Вот эти-то юноши и девушки и начали теперь ходить в подвал к Тевье. Что они там делали, никто не знал, но в Балуте понимали, что псалмов они там не читают. Вскоре и молодые балутские подмастерья стали наведываться в этот подвал, главным образом по субботам и праздникам. Женщины спрашивали у жены Тевье, что это у ее мужа за сборища, но Кейля даже не знала, что сказать.
— Они только разговаривают и читают книжки, — отвечала она. — Я прямо не знаю, о чем можно так много говорить.

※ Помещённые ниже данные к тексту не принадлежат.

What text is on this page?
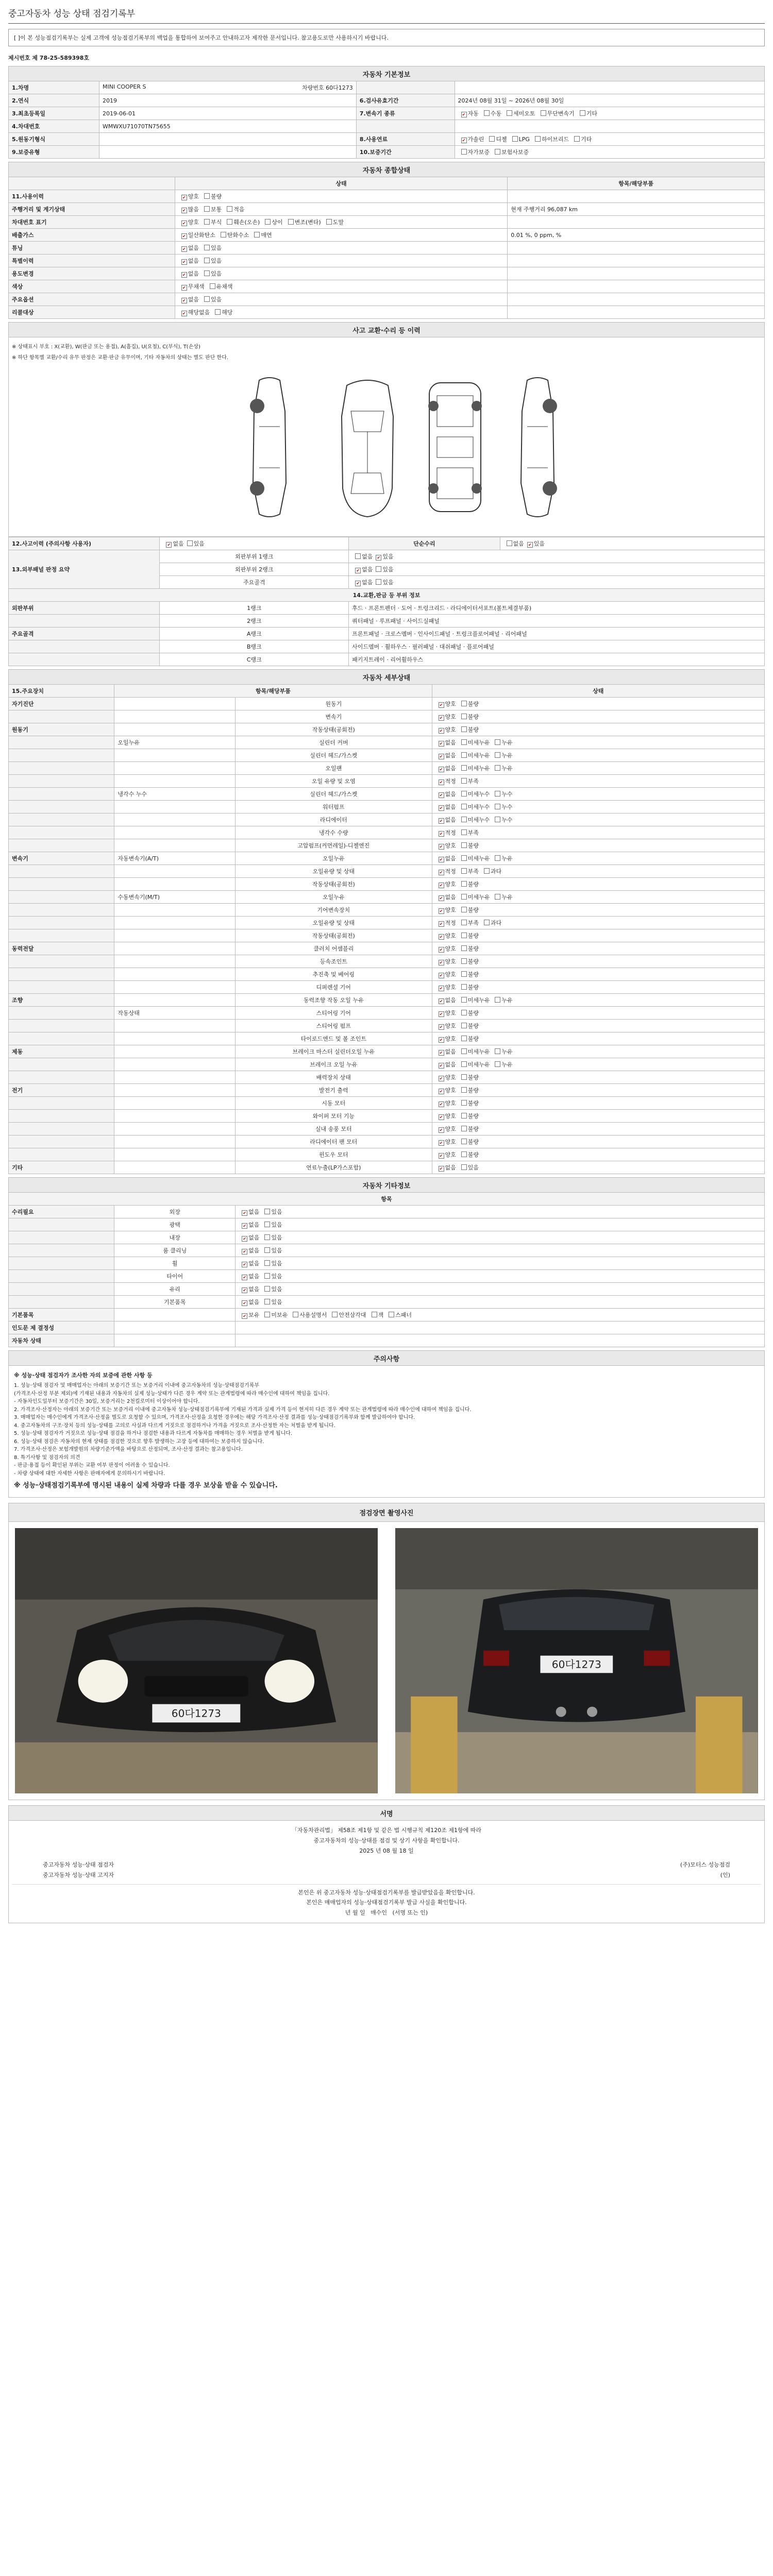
중고자동차 성능 상태 점검기록부
[ ]이 본 성능점검기록부는 실제 고객에 성능점검기록부의 백업을 통합하여 보여주고 안내하고자 제작한 문서입니다. 참고용도로만 사용하시기 바랍니다.
제시번호 제 78-25-589398호
자동차 기본정보			
1.차명	MINI COOPER S 차량번호 60다1273		

2.연식	2019	6.검사유효기간	2024년 08월 31일 ~ 2026년 08월 30일
3.최초등록일	2019-06-01	7.변속기 종류	✔자동 수동 세미오토 무단변속기 기타
4.차대번호	WMWXU71070TN75655		
5.원동기형식		8.사용연료	✔가솔린 디젤 LPG 하이브리드 기타
9.보증유형		10.보증기간	자가보증 보험사보증
자동차 종합상태		
	상태	항목/해당부품
11.사용이력	✔양호 불량	
주행거리 및 계기상태	✔많음 보통 적음	현재 주행거리 96,087 km
차대번호 표기	✔양호 부식 훼손(오손) 상이 변조(변타) 도말	
배출가스	✔일산화탄소 탄화수소 매연	0.01 %, 0 ppm, %
튜닝	✔없음 있음	
특별이력	✔없음 있음	
용도변경	✔없음 있음	
색상	✔무채색 유채색	
주요옵션	✔없음 있음	
리콜대상	✔해당없음 해당	
사고 교환·수리 등 이력

※ 상태표시 부호 : X(교환), W(판금 또는 용접), A(흠집), U(요철), C(부식), T(손상)
※ 하단 항목별 교환/수리 유무 판정은 교환·판금 유무이며, 기타 자동차의 상태는 별도 판단 한다.

12.사고이력 (주의사항 사용자)	✔없음 있음	단순수리	없음 ✔ 있음
13.외부패널 판정 요약	외판부위 1랭크	없음 ✔ 있음
	외판부위 2랭크	✔없음 있음
	주요골격	✔없음 있음
14.교환,판금 등 부위 정보			
외판부위	1랭크	후드 · 프론트펜더 · 도어 · 트렁크리드 · 라디에이터서포트(볼트체결부품)	
	2랭크	쿼터패널 · 루프패널 · 사이드실패널	
주요골격	A랭크	프론트패널 · 크로스멤버 · 인사이드패널 · 트렁크플로어패널 · 리어패널	
	B랭크	사이드멤버 · 휠하우스 · 필러패널 · 대쉬패널 · 플로어패널	
	C랭크	패키지트레이 · 리어휠하우스	
자동차 세부상태			
15.주요장치	항목/해당부품		상태
자기진단		원동기	✔양호 불량
		변속기	✔양호 불량
원동기		작동상태(공회전)	✔양호 불량
	오일누유	실린더 커버	✔없음 미세누유 누유
		실린더 헤드/가스켓	✔없음 미세누유 누유
		오일팬	✔없음 미세누유 누유
		오일 유량 및 오염	✔적정 부족
	냉각수 누수	실린더 헤드/가스켓	✔없음 미세누수 누수
		워터펌프	✔없음 미세누수 누수
		라디에이터	✔없음 미세누수 누수
		냉각수 수량	✔적정 부족
		고압펌프(커먼레일)-디젤엔진	✔양호 불량
변속기	자동변속기(A/T)	오일누유	✔없음 미세누유 누유
		오일유량 및 상태	✔적정 부족 과다
		작동상태(공회전)	✔양호 불량
	수동변속기(M/T)	오일누유	✔없음 미세누유 누유
		기어변속장치	✔양호 불량
		오일유량 및 상태	✔적정 부족 과다
		작동상태(공회전)	✔양호 불량
동력전달		클러치 어셈블리	✔양호 불량
		등속조인트	✔양호 불량
		추진축 및 베어링	✔양호 불량
		디퍼렌셜 기어	✔양호 불량
조향		동력조향 작동 오일 누유	✔없음 미세누유 누유
	작동상태	스티어링 기어	✔양호 불량
		스티어링 펌프	✔양호 불량
		타이로드엔드 및 볼 조인트	✔양호 불량
제동		브레이크 마스터 실린더오일 누유	✔없음 미세누유 누유
		브레이크 오일 누유	✔없음 미세누유 누유
		배력장치 상태	✔양호 불량
전기		발전기 출력	✔양호 불량
		시동 모터	✔양호 불량
		와이퍼 모터 기능	✔양호 불량
		실내 송풍 모터	✔양호 불량
		라디에이터 팬 모터	✔양호 불량
		윈도우 모터	✔양호 불량
기타		연료누출(LP가스포함)	✔없음 있음
자동차 기타정보		
항목		
수리필요	외장	✔없음 있음
	광택	✔없음 있음
	내장	✔없음 있음
	룸 클리닝	✔없음 있음
	휠	✔없음 있음
	타이어	✔없음 있음
	유리	✔없음 있음
	기본품목	✔없음 있음
기본품목		✔보유 미보유 사용설명서 안전삼각대 잭 스패너
인도문 제 결정성		
자동차 상태		
주의사항

※ 성능·상태 점검자가 조사한 자의 보증에 관한 사항 등
1. 성능·상태 점검자 및 매매업자는 아래의 보증기간 또는 보증거리 이내에 중고자동차의 성능·상태점검기록부
(가격조사·산정 부분 제외)에 기재된 내용과 자동차의 실제 성능·상태가 다른 경우 계약 또는 관계법령에 따라 매수인에 대하여 책임을 집니다.
- 자동차인도일부터 보증기간은 30일, 보증거리는 2천킬로미터 이상이어야 합니다.
2. 가격조사·산정자는 아래의 보증기간 또는 보증거리 이내에 중고자동차 성능·상태점검기록부에 기재된 가격과 실제 가격 등이 현저히 다른 경우 계약 또는 관계법령에 따라 매수인에 대하여 책임을 집니다.
3. 매매업자는 매수인에게 가격조사·산정을 별도로 요청할 수 있으며, 가격조사·산정을 요청한 경우에는 해당 가격조사·산정 결과를 성능·상태점검기록부와 함께 발급하여야 합니다.
4. 중고자동차의 구조·장치 등의 성능·상태를 고의로 사실과 다르게 거짓으로 점검하거나 가격을 거짓으로 조사·산정한 자는 처벌을 받게 됩니다.
5. 성능·상태 점검자가 거짓으로 성능·상태 점검을 하거나 점검한 내용과 다르게 자동차를 매매하는 경우 처벌을 받게 됩니다.
6. 성능·상태 점검은 자동차의 현재 상태를 점검한 것으로 향후 발생하는 고장 등에 대하여는 보증하지 않습니다.
7. 가격조사·산정은 보험개발원의 차량기준가액을 바탕으로 산정되며, 조사·산정 결과는 참고용입니다.
8. 특기사항 및 점검자의 의견
- 판금·용접 등이 확인된 부위는 교환 여부 판정이 어려울 수 있습니다.
- 차량 상태에 대한 자세한 사항은 판매자에게 문의하시기 바랍니다.
※ 성능·상태점검기록부에 명시된 내용이 실제 차량과 다를 경우 보상을 받을 수 있습니다.
점검장면 촬영사진
60다1273
60다1273
서명

「자동차관리법」 제58조 제1항 및 같은 법 시행규칙 제120조 제1항에 따라
중고자동차의 성능·상태를 점검 및 상기 사항을 확인합니다.
2025 년 08 월 18 일
중고자동차 성능·상태 점검자	(주)모터스 성능점검
중고자동차 성능·상태 고지자	(인)
본인은 위 중고자동차 성능·상태점검기록부를 발급받았음을 확인합니다.
본인은 매매업자의 성능·상태점검기록부 발급 사실을 확인합니다.
년 월 일 매수인 (서명 또는 인)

В балутскую синагогу ткачей «Ахвас реим» с каждой субботой приходило все меньше молодых подмастерьев. Вместо молитвы парни шли в подвал к Тевье. Там Нисан, сын меламеда, и Тевье, бывший чтец Торы из синагоги «Ахвас реим», рассказывали им нечто новое, поначалу вроде бы диковинное, даже фантастичное. Но чем больше парни вслушивались в слова Нисана и Тевье, тем больше эти речи казались им близкими, родными и целиком захватывали их. Тевье говорил о жизни рабочих в литовских городах, об их постоянных войнах с хозяевами, о единстве, благодаря которому они держатся, о кассах, которые они создали из собственных средств, сложив свои гроши, чтобы иметь возможность противостоять угнетателям. Подмастерья в субботних лапсердаках слушали его с открытыми ртами, ловя каждое слово этих чужих, неслыханных и таких близких им речей.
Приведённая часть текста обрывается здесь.